A Oxigenoterapia Hiperbárica representa uma modalidade terapêutica com significativo potencial para otimização dos recursos em saúde pública, redução de custos assistenciais e melhoria de indicadores epidemiológicos. Os dados apresentados demonstram que o investimento na ampliação do acesso à OHB no sistema de saúde brasileiro pode resultar em:

1. Economia substancial de recursos públicos, com retorno do investimento em aproximadamente 2,5 anos.
2. Redução significativa de amputações, internações hospitalares prolongadas e complicações graves.
3. Melhoria da qualidade de vida da população afetada por condições tratáveis com OHB.
4. Diminuição do impacto previdenciário relacionado a afastamentos e aposentadorias por invalidez.
5. Desenvolvimento científico e tecnológico nacional na área.

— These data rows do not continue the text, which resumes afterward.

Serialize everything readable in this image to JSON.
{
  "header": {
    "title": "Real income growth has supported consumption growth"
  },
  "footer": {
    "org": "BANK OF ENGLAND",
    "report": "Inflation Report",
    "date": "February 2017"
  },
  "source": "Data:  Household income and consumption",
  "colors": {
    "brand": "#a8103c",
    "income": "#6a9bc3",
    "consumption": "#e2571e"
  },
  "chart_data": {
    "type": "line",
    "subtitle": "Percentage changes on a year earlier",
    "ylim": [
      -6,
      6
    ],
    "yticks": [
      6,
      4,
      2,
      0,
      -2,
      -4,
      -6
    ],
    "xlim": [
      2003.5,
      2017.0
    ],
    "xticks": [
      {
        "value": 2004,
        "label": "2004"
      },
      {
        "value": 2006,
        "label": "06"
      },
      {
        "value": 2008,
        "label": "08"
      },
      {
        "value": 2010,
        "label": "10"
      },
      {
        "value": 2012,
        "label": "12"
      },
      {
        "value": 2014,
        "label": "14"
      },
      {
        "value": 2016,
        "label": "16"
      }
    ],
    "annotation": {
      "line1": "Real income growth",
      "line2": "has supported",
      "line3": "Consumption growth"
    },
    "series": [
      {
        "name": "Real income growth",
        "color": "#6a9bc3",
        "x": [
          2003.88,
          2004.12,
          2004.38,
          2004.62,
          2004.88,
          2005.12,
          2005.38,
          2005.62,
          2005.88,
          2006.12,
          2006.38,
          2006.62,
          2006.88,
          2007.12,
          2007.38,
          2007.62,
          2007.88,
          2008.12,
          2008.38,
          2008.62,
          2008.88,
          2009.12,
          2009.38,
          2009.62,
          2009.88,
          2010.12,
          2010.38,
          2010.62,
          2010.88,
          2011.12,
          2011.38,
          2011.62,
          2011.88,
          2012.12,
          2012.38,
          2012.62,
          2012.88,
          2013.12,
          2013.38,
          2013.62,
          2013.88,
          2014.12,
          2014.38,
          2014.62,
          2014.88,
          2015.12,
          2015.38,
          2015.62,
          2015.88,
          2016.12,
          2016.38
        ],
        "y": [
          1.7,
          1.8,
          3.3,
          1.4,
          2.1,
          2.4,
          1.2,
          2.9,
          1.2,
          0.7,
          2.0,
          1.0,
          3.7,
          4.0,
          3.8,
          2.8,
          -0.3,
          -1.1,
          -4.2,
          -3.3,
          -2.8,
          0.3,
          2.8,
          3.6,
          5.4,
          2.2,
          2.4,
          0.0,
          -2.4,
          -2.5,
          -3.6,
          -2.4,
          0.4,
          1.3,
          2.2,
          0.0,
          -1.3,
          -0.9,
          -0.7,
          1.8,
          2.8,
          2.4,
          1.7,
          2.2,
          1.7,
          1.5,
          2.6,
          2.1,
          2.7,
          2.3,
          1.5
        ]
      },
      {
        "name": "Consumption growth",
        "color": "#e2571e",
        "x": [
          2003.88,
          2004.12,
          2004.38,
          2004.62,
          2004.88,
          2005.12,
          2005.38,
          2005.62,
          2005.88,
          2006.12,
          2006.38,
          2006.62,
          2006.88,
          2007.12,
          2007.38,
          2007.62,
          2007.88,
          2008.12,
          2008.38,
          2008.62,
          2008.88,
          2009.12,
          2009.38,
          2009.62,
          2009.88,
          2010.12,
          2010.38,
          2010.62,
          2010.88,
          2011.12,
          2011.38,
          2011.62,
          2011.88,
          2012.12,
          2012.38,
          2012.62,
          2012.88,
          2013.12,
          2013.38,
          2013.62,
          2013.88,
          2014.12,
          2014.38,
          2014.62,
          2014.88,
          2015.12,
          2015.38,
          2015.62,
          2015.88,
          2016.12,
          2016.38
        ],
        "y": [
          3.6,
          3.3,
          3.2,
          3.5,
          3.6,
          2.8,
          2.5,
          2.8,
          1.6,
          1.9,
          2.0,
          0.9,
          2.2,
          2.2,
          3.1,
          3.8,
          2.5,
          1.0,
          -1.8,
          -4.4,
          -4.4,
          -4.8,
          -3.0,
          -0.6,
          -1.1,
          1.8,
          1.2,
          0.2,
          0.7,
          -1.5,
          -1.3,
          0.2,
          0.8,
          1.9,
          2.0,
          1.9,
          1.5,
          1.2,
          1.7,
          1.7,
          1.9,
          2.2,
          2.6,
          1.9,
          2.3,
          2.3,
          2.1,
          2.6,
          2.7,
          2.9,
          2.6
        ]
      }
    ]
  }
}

Recomenda-se a implementação das políticas públicas propostas, com monitoramento rigoroso de resultados e ajustes contínuos baseados em evidências. A experiência internacional demonstra que a incorporação estratégica da OHB como tratamento complementar em condições específicas representa investimento com retorno significativo em termos econômicos e de saúde pública.



Referências

5. Sociedade Brasileira de Medicina Hiperbárica. "Diretrizes de Tratamento em Medicina Hiperbárica". 2023.
6. Ministério da Saúde. "Estudo de Custo-efetividade de Tecnologias em Saúde". Brasília, 2022.

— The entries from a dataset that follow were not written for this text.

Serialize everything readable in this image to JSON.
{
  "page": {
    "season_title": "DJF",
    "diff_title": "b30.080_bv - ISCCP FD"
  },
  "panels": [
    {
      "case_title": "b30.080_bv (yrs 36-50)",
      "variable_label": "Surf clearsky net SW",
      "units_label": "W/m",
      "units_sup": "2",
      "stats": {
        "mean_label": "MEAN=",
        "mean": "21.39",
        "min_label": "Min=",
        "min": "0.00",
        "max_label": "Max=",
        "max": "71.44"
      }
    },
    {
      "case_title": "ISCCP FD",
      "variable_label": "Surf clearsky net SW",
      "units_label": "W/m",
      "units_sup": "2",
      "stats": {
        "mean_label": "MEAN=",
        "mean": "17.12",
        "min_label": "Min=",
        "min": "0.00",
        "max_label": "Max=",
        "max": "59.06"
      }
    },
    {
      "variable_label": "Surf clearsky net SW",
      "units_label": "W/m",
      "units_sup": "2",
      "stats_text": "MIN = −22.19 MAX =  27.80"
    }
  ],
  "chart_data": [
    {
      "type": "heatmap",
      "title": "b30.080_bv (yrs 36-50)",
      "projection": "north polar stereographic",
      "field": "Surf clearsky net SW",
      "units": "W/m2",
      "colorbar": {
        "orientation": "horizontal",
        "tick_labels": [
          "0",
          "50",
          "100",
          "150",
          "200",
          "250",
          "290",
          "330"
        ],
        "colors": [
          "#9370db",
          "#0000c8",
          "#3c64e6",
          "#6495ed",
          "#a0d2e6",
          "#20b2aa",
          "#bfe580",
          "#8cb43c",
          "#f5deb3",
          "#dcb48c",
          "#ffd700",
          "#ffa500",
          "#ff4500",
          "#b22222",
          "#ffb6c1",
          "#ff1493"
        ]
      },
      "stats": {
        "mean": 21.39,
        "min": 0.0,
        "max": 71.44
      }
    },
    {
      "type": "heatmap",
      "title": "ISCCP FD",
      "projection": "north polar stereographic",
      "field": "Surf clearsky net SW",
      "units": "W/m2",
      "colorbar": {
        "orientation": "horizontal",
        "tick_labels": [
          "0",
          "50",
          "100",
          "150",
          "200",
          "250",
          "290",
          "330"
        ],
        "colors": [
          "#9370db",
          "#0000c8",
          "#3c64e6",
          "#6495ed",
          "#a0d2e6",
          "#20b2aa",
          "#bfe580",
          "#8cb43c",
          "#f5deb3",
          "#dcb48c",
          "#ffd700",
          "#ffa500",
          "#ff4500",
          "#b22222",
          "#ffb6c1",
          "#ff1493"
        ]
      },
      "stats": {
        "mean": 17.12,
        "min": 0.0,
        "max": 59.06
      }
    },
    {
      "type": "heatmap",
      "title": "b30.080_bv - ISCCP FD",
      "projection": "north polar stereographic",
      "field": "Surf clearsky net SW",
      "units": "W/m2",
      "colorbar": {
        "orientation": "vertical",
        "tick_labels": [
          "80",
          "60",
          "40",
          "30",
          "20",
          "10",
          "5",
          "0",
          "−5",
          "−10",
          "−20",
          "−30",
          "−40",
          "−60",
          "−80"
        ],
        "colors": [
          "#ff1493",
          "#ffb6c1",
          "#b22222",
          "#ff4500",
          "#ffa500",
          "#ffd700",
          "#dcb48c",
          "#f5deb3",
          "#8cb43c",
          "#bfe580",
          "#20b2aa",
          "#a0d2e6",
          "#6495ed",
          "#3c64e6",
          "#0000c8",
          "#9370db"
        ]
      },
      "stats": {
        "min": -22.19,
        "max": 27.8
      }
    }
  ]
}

7. Federação Internacional de Diabetes. "Atlas do Diabetes". 9ª Edição, 2023.
8. UNIFESP. "Estudo Multicêntrico sobre Eficácia da Oxigenoterapia Hiperbárica no Tratamento de Osteomielite Crônica". São Paulo, 2023.
5. Hospital A.C. Camargo. "Análise Retrospectiva do Tratamento de Complicações da Radioterapia com Oxigenoterapia Hiperbárica". São Paulo, 2021.

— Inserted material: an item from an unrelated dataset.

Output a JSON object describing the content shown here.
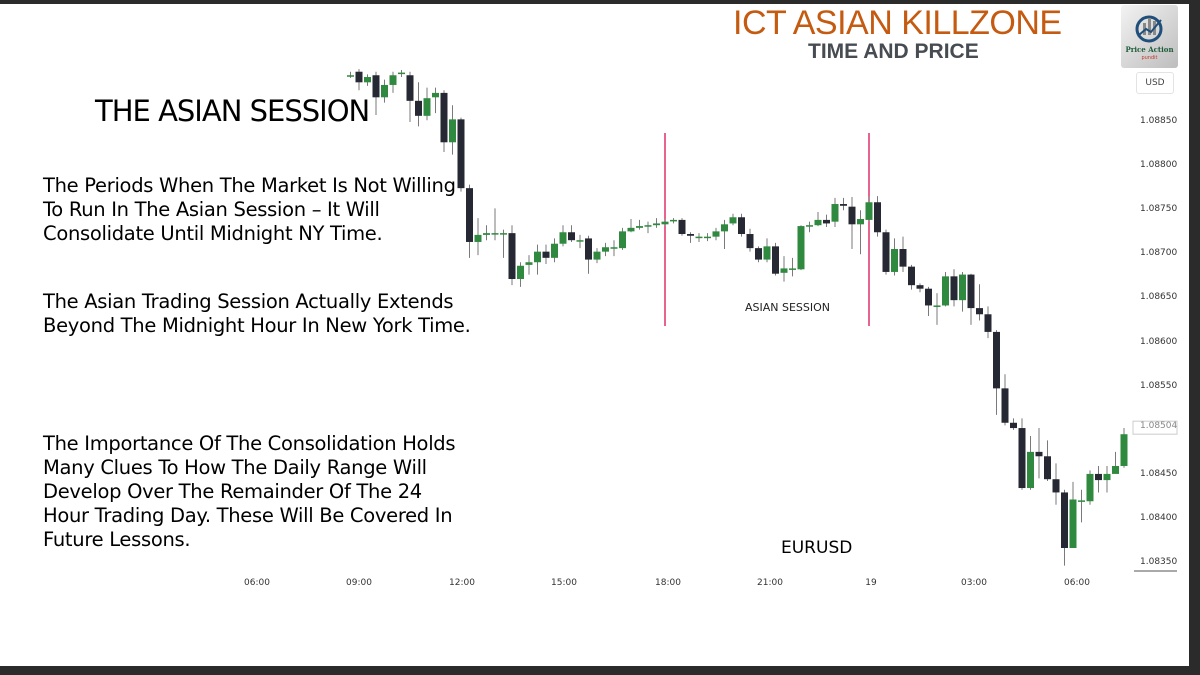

6. Instituto de Pesquisa Econômica Aplicada (IPEA). "Impacto Econômico das Doenças Crônicas no Brasil". Brasília, 2022.
7. Undersea and Hyperbaric Medical Society. "Hyperbaric Oxygen Therapy Indications". 15ª Edição, 2023.
8. European Committee for Hyperbaric Medicine. "European Code of Good Practice for Hyperbaric Oxygen Therapy". 2022.
9. Medicare & Medicaid Services. "Coverage Determination for Hyperbaric Oxygen Therapy". EUA, 2023.
10. Canadian Agency for Drugs and Technologies in Health. "Hyperbaric Oxygen Therapy for Difficult Wounds: A Systematic Review". Ottawa, 2022.